Why the fuss now? One answer is that Blair has said he will quit before the end of this Parliament. Wisely or unwisely, more and more Labour MPs want this to happen sooner rather than later. There is a palpable sense in the parliamentary Labour Party of waiting for Gordon Brown. Bashing the Education Bill is their means to get rid of the prime minister and install a new one.

This is poor psychology. The prime minister is at his most formidable (some would say stubborn) when all around are attacking him. His great ambition is to prove himself to history. He is less likely to depart under a cloud than he is if the political situation is boringly serene.

In any case, it seems decreasingly likely that defeating his Education Bill is necessary to achieve Blair’s departure. Brown’s defence of the proposals was a significant moment.

Once before, Blair signalled to Brown that he was shortly off, and then reneged. He then cited Brown’s alleged failure to back him as the reason. Brown is evidently not going to make the same mistake twice.

So may we then say that pretty well no purpose is served by voting down Blair’s proposals? A climbdown here, a compromise there, as proposed last week by the Commons select committee, and they could be allowed to serve as his memorial?

They could be, but unless Blair retreats pretty well completely, I don’t think that they will be.

For voting down these proposals should no longer be seen as a piece of political calculation. For many or most Labour parliamentarians it is an existential act.

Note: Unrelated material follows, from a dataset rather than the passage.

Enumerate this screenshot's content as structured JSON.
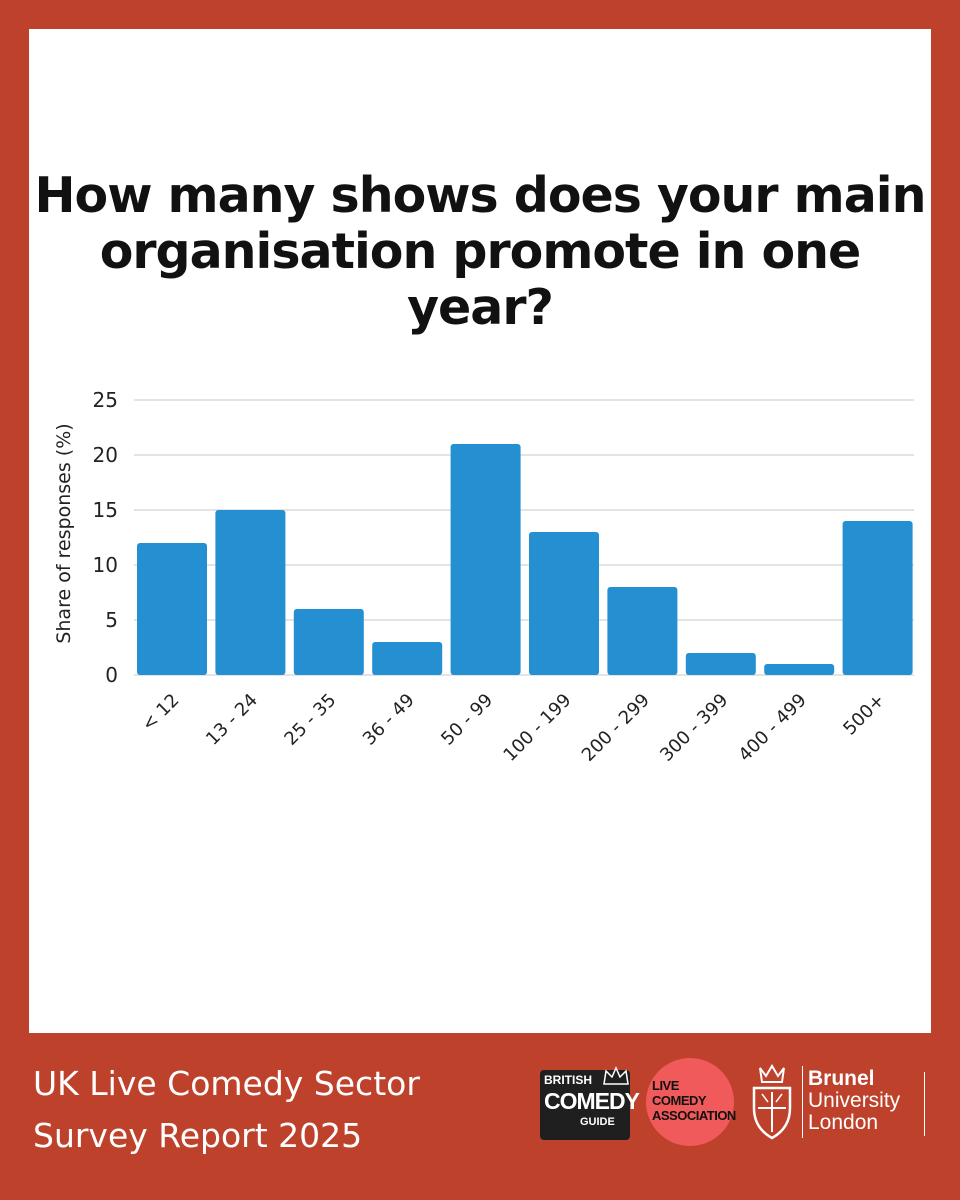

The vote against Blair is the revenge of the taken-for-granted, patronised, despised, listened-to-less-than-the-Daily Mail, down-with-Islington/Chardonnay, I-didn’t-come-into-politics-to-do-the Tories’-dirty-work-for-them, they-think-there is-nothing-I-won’t-put-up-with-do-they, who-voted-for-Lord-Adonis-anyway group — that is to say, the great majority of Labour backbenchers.

In the face of such emotions, appeals to loyalty and to reason may struggle.